小气鬼……她真是败给他了,无论她说什么,他总是有办法回敬她,话说这毒舌功真不是一两日便可以练成的,她甘败下风。
可是就这么被他牵着走,她又不甘心,于是弱弱地嚷着,“喂,我要回家……”
“妳再说话,我不介意抱着妳出门。”
威胁果然奏效。
纪言则牢牢地牵着袁润之的手,一路走出饭店大厅,从客房到停车场,一路上,袁润之看到羡慕的目光不断地投落在自己的身上,那种幸福甜蜜的感觉又开始涌上心头,不禁挺直了胸膛。
“什么事突然这么高兴?”纪言则见她洋洋得意的样子不禁好奇,刚才明明一副要死要活的样子,才几分钟就变了样,这女人真是善变。
袁润之轻哼一声:“人家看我像看公主一样,当然开心了。”
纪言则忍不住嗤笑,“我看笑妳的脸像猪头还差不多。”
“狗嘴里吐不出象牙。”
“妳吐颗象牙出来给我看看。”
“哼,大人不记小人过。”
“唯女子与小人难养也。

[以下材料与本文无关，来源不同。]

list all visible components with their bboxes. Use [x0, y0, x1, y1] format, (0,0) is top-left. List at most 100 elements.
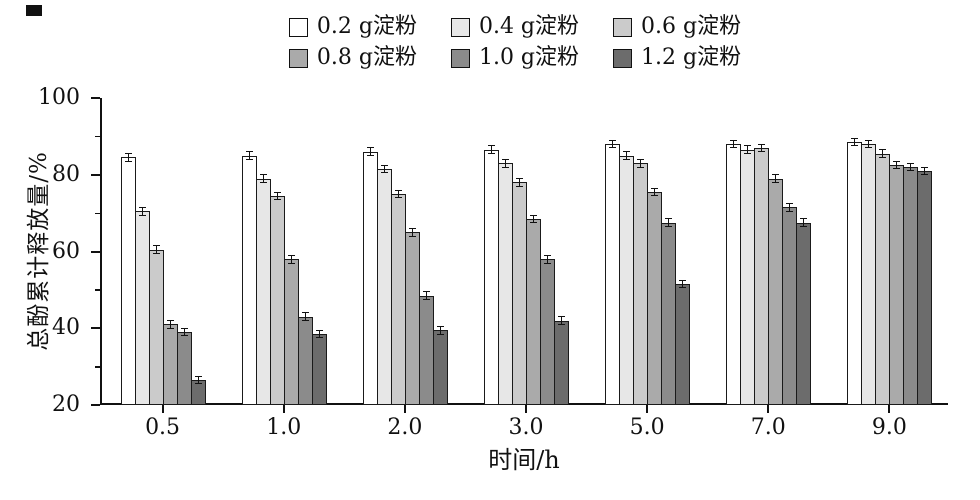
error-bar-cap-bottom	[744, 153, 752, 155]
error-bar-cap-bottom	[893, 168, 901, 170]
bar-0.2g淀粉-t2.0	[362, 151, 378, 405]
error-bar	[369, 147, 371, 156]
error-bar-cap-top	[758, 143, 766, 145]
legend-item-1.2 g淀粉: 1.2 g淀粉	[613, 47, 741, 69]
bar-1.0g淀粉-t7.0	[782, 207, 798, 405]
y-axis-major-tick	[91, 173, 100, 176]
error-bar-cap-bottom	[786, 210, 794, 212]
error-bar	[775, 174, 777, 183]
error-bar	[626, 151, 628, 160]
error-bar	[183, 328, 185, 336]
error-bar-cap-bottom	[665, 226, 673, 228]
error-bar-cap-top	[245, 151, 253, 153]
error-bar-cap-bottom	[730, 147, 738, 149]
error-bar-cap-top	[124, 153, 132, 155]
error-bar	[127, 153, 129, 162]
error-bar-cap-top	[851, 137, 859, 139]
bar-1.2g淀粉-t2.0	[432, 330, 448, 405]
error-bar	[248, 151, 250, 160]
error-bar	[155, 245, 157, 254]
y-axis-major-tick	[91, 404, 100, 406]
error-bar	[668, 218, 670, 227]
y-tick-label: 100	[38, 85, 80, 110]
legend-item-0.6 g淀粉: 0.6 g淀粉	[613, 16, 741, 38]
error-bar-cap-bottom	[651, 195, 659, 197]
error-bar-cap-bottom	[851, 145, 859, 147]
error-bar-cap-top	[665, 218, 673, 220]
error-bar-cap-bottom	[609, 147, 617, 149]
error-bar-cap-top	[502, 158, 509, 160]
x-axis-tick	[282, 405, 285, 413]
error-bar-cap-top	[800, 218, 808, 220]
legend-label: 0.6 g淀粉	[641, 14, 742, 39]
error-bar-cap-top	[408, 227, 416, 229]
bar-0.2g淀粉-t7.0	[726, 144, 742, 405]
y-tick-label: 60	[52, 238, 80, 264]
error-bar	[924, 167, 926, 175]
bar-0.8g淀粉-t9.0	[889, 165, 905, 405]
error-bar-cap-bottom	[558, 323, 565, 325]
error-bar-cap-top	[287, 254, 295, 256]
legend-label: 1.2 g淀粉	[641, 45, 742, 70]
error-bar-cap-bottom	[287, 262, 295, 264]
bar-0.8g淀粉-t0.5	[162, 324, 178, 405]
error-bar-cap-top	[865, 139, 873, 141]
bar-0.8g淀粉-t7.0	[768, 178, 784, 405]
error-bar	[612, 140, 614, 148]
y-tick-label: 20	[52, 392, 80, 417]
error-bar-cap-top	[558, 316, 565, 318]
error-bar-cap-bottom	[488, 153, 495, 155]
bar-0.4g淀粉-t2.0	[376, 168, 392, 405]
error-bar-cap-bottom	[422, 298, 430, 300]
bar-1.0g淀粉-t3.0	[540, 259, 555, 405]
error-bar-cap-top	[301, 312, 309, 314]
error-bar	[682, 280, 684, 288]
bar-0.6g淀粉-t9.0	[875, 153, 891, 405]
error-bar	[290, 255, 292, 263]
x-axis-tick	[403, 405, 406, 413]
bar-0.2g淀粉-t1.0	[241, 155, 257, 405]
error-bar	[896, 161, 898, 169]
error-bar-cap-top	[907, 162, 915, 164]
y-axis-minor-tick	[95, 135, 100, 138]
error-bar	[397, 190, 399, 198]
y-axis-major-tick	[91, 327, 100, 330]
bar-1.2g淀粉-t9.0	[917, 170, 933, 405]
x-axis-label: 时间/h	[488, 446, 560, 474]
bar-0.4g淀粉-t3.0	[498, 163, 513, 405]
error-bar-cap-top	[623, 151, 631, 153]
bar-0.4g淀粉-t9.0	[861, 144, 877, 405]
bar-0.2g淀粉-t9.0	[847, 142, 863, 405]
bar-1.0g淀粉-t1.0	[297, 316, 313, 405]
bar-0.2g淀粉-t0.5	[120, 157, 136, 405]
y-tick-label: 40	[52, 315, 80, 341]
error-bar-cap-top	[194, 375, 202, 377]
x-tick-label: 2.0	[387, 415, 423, 440]
error-bar	[640, 159, 642, 168]
error-bar	[747, 145, 749, 154]
legend-label: 0.2 g淀粉	[316, 14, 417, 39]
error-bar-cap-top	[488, 145, 495, 147]
error-bar-cap-top	[921, 166, 929, 168]
error-bar	[789, 203, 791, 212]
y-axis-major-tick	[91, 250, 100, 253]
bar-0.4g淀粉-t1.0	[255, 178, 271, 405]
error-bar-cap-top	[152, 245, 160, 247]
error-bar-cap-top	[651, 187, 659, 189]
error-bar-cap-bottom	[380, 172, 388, 174]
error-bar-cap-bottom	[502, 166, 509, 168]
error-bar	[533, 215, 534, 223]
x-axis-tick	[161, 405, 164, 413]
error-bar-cap-top	[530, 214, 537, 216]
bar-1.2g淀粉-t7.0	[796, 222, 812, 405]
x-axis-tick	[646, 405, 649, 413]
x-tick-label: 7.0	[750, 415, 786, 440]
bar-0.6g淀粉-t1.0	[269, 195, 285, 405]
error-bar-cap-bottom	[180, 335, 188, 337]
error-bar-cap-bottom	[921, 174, 929, 176]
bar-0.8g淀粉-t5.0	[647, 192, 663, 405]
y-tick-label: 80	[52, 161, 80, 187]
error-bar-cap-bottom	[772, 181, 780, 183]
error-bar-cap-top	[366, 147, 374, 149]
bar-1.0g淀粉-t2.0	[418, 295, 434, 405]
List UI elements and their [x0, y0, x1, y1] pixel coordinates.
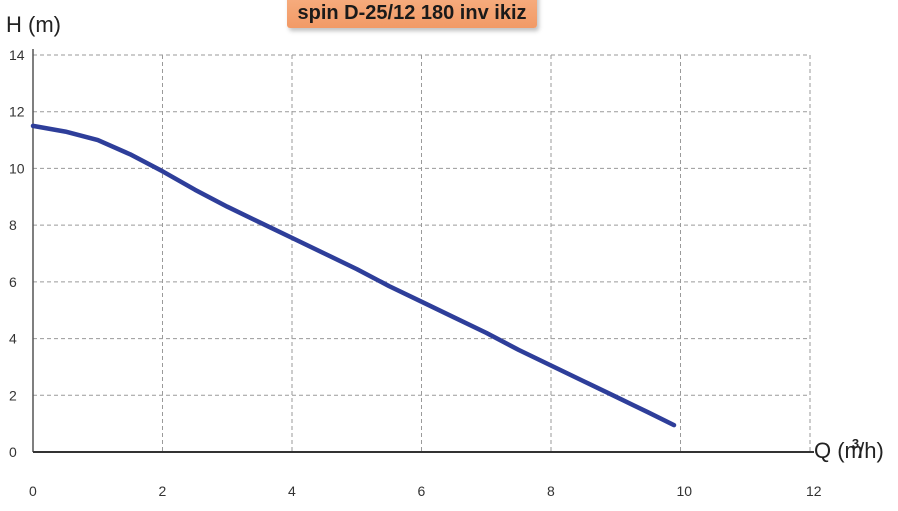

”
袁润之无力地翻白眼,要在嘴皮子上打败纪言则这只妖孽,她还得好好苦修一段日子。
◎◎◎
出了山庄大门向右走,有一条小路直通向山顶,纪言则小心翼翼地开着车子,到山顶差不多还要十多分钟的路程。
袁润之突然想起晚宴时的白袍外籍男子,于是就问:“今天晚上出现的那三个外国人是什么人?”
纪言则轻皱了下眉头,想了几秒淡淡地说:“天宇的客户。”
“哦……”袁润之拖着长长的尾音,点了点头却紧接又问:“天宇的客户怎么是你招待,不是纪宇昂招待也不是柏叔招待?你该不是背着桑总乱来吧?”
纪言则斜睨了她一眼,眸中满是不屑,“我进了桑氏,操守绝对有保障,招待那三个客户是因为我会他们的语言。”
原来是这样,袁润之对着手指,咬着唇,想了半天才开口,“有件事我不知道该不该问。”
纪言则挑了挑眉,“妳今天的问题很多,不过我想妳要是不问清楚的话,今晚一定会睡不着觉,说吧。”
袁润之瞪着他,干嘛把她形容得那么三八。
“那三个像中东人的外国佬出现之后,董春秋就跑来我们这桌说你爸是不是回来了,其实之前我一直以为你爸要嘛去世了,要嘛就是跟你妈……”袁润之话说了一半就不好意思再说下去,比了一个分了的手势,便埋着头不停地对手指。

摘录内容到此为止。